Historic house in New York, United States

Teviotdale is a historic home located at Linlithgo in Columbia County, New York. It was built about 1773 by Walter Livingston (1740–1797). It was added to the National Register of Historic Places in 1979.

==History==
Walter was the son of Robert Livingston, third and final Lord of Livingston Manor. Upon his death in November 1790, aged eighty-one, Robert broke with the family tradition of leaving the estate to his eldest son and shared Livingston Manor among his five sons. While the eldest, Peter Robert Livingston (1737–1793), inherited "Clermont" proper, Robert devised his land lying east of the Post Road to four of his sons, Walter, Robert C., Henry, and John, each receiving about 28,000 acres; the several lots being located from north to south, along the post-road, in the order named. Each received also a part of the domain to the west of that road. Originally the land was covered with timber, principally pine and oak.

Walter built the "Teviotdale" mansion as a country home, on an elevation, between the Klein and Roeloff Jansen Kills. He died in 1797, and was buried at Trinity Churchyard in New York.

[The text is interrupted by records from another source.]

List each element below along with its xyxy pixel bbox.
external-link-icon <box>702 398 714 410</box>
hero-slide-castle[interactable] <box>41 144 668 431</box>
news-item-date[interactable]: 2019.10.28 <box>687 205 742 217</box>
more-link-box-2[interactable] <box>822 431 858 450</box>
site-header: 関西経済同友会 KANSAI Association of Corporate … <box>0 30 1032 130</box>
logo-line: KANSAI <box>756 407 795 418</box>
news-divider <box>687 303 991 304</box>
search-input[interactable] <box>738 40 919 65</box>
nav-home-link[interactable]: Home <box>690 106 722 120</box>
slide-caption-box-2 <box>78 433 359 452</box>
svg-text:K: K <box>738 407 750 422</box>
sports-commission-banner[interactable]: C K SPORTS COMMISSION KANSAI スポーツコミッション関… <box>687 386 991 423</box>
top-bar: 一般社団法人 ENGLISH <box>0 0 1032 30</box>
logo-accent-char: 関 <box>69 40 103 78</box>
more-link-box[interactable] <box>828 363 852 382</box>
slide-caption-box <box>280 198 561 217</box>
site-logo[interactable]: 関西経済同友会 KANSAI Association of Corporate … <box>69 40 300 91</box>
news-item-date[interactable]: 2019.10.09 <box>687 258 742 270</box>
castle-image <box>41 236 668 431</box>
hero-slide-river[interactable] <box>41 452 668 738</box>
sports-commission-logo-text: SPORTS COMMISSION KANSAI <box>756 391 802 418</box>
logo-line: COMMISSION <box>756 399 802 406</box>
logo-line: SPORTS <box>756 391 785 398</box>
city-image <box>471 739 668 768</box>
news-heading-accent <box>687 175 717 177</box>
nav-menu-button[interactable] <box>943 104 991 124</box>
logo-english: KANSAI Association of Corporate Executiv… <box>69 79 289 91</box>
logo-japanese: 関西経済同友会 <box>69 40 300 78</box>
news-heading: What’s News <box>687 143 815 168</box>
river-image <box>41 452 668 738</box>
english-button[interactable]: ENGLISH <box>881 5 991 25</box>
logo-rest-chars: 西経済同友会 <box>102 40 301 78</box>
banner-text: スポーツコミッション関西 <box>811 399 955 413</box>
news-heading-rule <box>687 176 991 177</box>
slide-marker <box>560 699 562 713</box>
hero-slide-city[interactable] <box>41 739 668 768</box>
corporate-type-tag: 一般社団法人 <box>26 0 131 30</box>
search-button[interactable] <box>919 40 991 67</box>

Walter had married his cousin, Gertrude Schuyler sometime prior to 1768. Their youngest daughter Harriet Livingston (1783–1826), married Robert Fulton (1765–1815) in 1806. During their marriage Teviotdale was their country home. After Fulton's death in 1815, Harriet her children, moved to "Teviotdale". She afterwards married Charles Augustus Dale, an Englishman of expensive habits and great fondness for horses. It is related that on one occasion he drove a team of thoroughbreds from New York City to Teviotdale, on a wager that he could make faster time than the steamboat, accomplishing the feat between sunrise and sunset. He won the wager, although at the sacrifice of one of his horses.

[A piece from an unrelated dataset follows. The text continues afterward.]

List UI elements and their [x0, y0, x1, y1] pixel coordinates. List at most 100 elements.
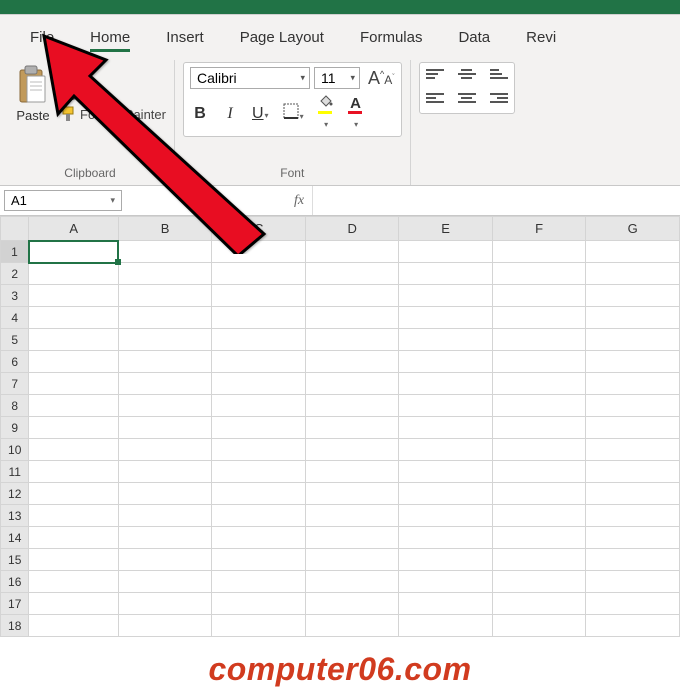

At one point, the house came into the possession of Christian Cooper, a former servant of the family, who served in the War of 1812. Christian Cooper died in 1895 aged 110. That same year, his granddaughter Jesse was born to Russell and Jessie Cooper in the Fulton house at Teviotdale. In 1914, she married Antonio Bartolotta; they bought a nearby farm and established Klein Kill's Fruit Farms.

The house was abandoned by the 1920s, but in the 1970s was restored by late interior designer Harrison Cultra and his partner, Richard Barker. It was featured in the June 1980 issue of Architectural Digest.

==Description==
It is a 2 1/2-story, Georgian / Federal-style structure. It is built of stone and brick. Robert and Harriet Livingston Fulton added a piazza, a central Palladian window on the front facade, and a stucco exterior in the early 1800s.